The tendency of patterns to persist is helpful when they are valuable, and challenging when they are not. Well established patterns, held within the people who have been trained to use them, tend to reassert themselves, which means that they can prove very tough to change. Change is easier if the desired new patterning and its advantages are clear for people to learn and practice.
However, in many cases, especially with challenges arising in the uncertainties of Anthropocene, experimentation may well be needed to discover new patterns for viability. Repatterning has to counter the tendency of old patterns to persist, while exploring and establishing the form that new patterns need to take. A process most necessary, and at the same time difficult and subject to risk.
H3Uni’s approach to repatterning recognises the unavoidable complexities, along with the vital urgencies, of these tasks. Variety of emergent challenges in repatterning has to be met with variety in the range and scope of methods that can be deployed to secure effective and viable embedded change.
We have focused initially upon a suite of five core methods that have been demonstrated to have a lasting impact for beneficially responsive transformative change. These methods make up a learning journey; a journey of journeys, in fact, for each method creates its own particular learning journey. Singly and severally, they open pathways for growth: in purpose, spirit, understanding, insight and competence.
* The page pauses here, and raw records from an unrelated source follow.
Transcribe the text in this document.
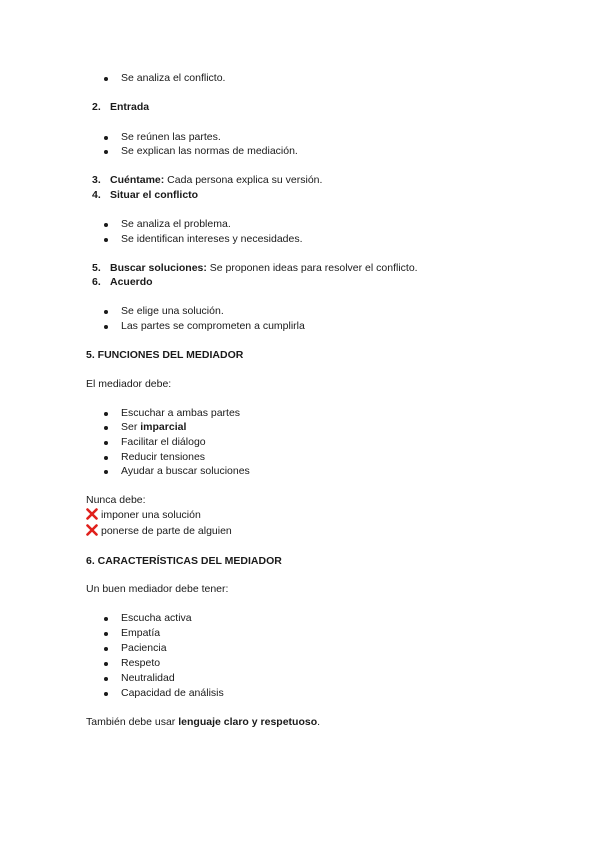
Se analiza el conflicto.
2. Entrada
Se reúnen las partes.
Se explican las normas de mediación.
3. Cuéntame: Cada persona explica su versión.
4. Situar el conflicto
Se analiza el problema.
Se identifican intereses y necesidades.
5. Buscar soluciones: Se proponen ideas para resolver el conflicto.
6. Acuerdo
Se elige una solución.
Las partes se comprometen a cumplirla
5. FUNCIONES DEL MEDIADOR
El mediador debe:
Escuchar a ambas partes
Ser imparcial
Facilitar el diálogo
Reducir tensiones
Ayudar a buscar soluciones
Nunca debe:
imponer una solución
ponerse de parte de alguien
6. CARACTERÍSTICAS DEL MEDIADOR
Un buen mediador debe tener:
Escucha activa
Empatía
Paciencia
Respeto
Neutralidad
Capacidad de análisis
También debe usar lenguaje claro y respetuoso.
Taken together these five methods offer a whole sequential Transformational Bridge. And each method provides a wholly complete process of its own. This is a feature of holism, that at any level of recursion, the whole is a complete entity in itself; while it also contributes to a larger whole, whose combined properties have greater impact than the sum of its components.
Experienced systemic practitioners will naturally want to explore, apply and develop many more methods and combinations of methods than these, and more are on offer.
H3uni has a growing repository of methods for transformative practice in the Resource Library, all of which are made available under our Creative Commons licence. Practitioners are warmly encouraged to propose their proven methods to this accumulating resource.